After a slow start and with the completion of the Benson underpass in 1941, east Benson’s growth took off in the 1950s. Gone were the turn of the century Smelter, the railroad round house and the cattle shipping pens. Now, with the paving of highway 86, which cut 80 miles off the trip east to Lordsburg New Mexico the building of east Benson began.

In 1941 all that existed in east Benson were two motels, the El Cochise motel, the Monterey motel, the Riverside Texaco, the White Kitchen café, the Benson Furniture store, and the Sierra Vista (Dixie) gas station. With the completion of the underpass and the paving of highway 86 east Benson growth took off. White Kitchen Café became Benson Café, Riverside Inn was built and run by two women Katy and Jean. A trailer park was built east of the Monterey and El Cochise Motels and later Garnet Barker built a roller skating rink. Sometime in the 1940s the Benson Furniture store became a grocery store and it burned. It would be rebuilt in the 1960s and become Richardson’s Mortuary. Between the Riverside Inn and the Riverside Texaco a new café, the Riverside café (later Ruiz’s Café) would be built. Dick Lopshire would move the B. F. Goodrich store from up town between the San Pedro Motel and Louie Dyer’s Texaco to next to the Riverside Inn and his brother Dale would build Lopshire’s Ford next to that which would require Kimbrough Trucking to move across the street. What was the location of a long closed Union gas station became Lopshire’s Ford’s new car lot. Also a Chevron gas station was where the present day lower Circle K is located.

Vern Arnold would start development of east Benson starting with the construction of Wilson’s Cash Market and Gila Auto Parts. Next Vern created a lake out of an expanded water tank which served a chicken farm which hea acquired and converted into a housing development, a trailer park and a beauty and barber shop.

On the north Comstock housing development would replace Dayton Graham’s slaughter house with several new homes.
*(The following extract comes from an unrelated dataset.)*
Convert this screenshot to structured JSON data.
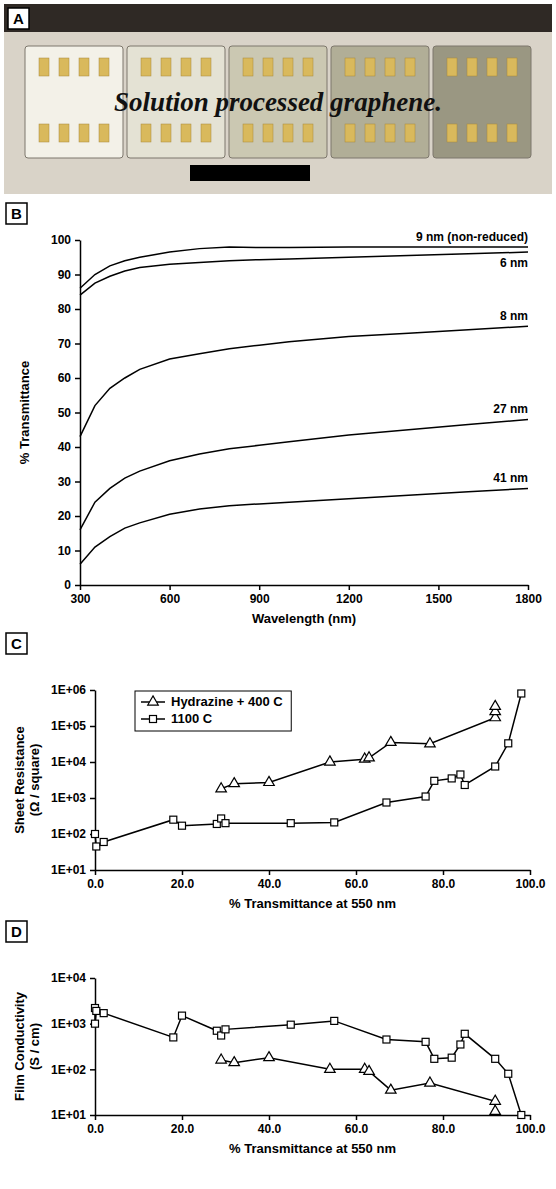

On the south along with Scott’s Machine shop, Benson Lumber (which became Wilharm’s Lumber Company), were the Sierra Vista Motel and gas station, Plymouth sales, Bill’s Trading Post, the Holsum Bread depot and the newly relocated Kimbrough Trucking.

On the hill to the west the Scott brothers, Bill and George started a gravel and sand operation and to the north a concrete batch plant owned by Pete Wilharm was opened.

East Benson was limited in growth by the large hill on the west, the railroad on the south, the San Pedro river on the east and ultimately I-10, in the 1960s, on the north. I-10 also was also the demise of east Benson since it replaced highway 86 and bypassed Benson altogether. In fact Benson, as a thriving tourist town, quit growing and became a bedroom community for Fort Huachuca and Tucson after I-10 was opened.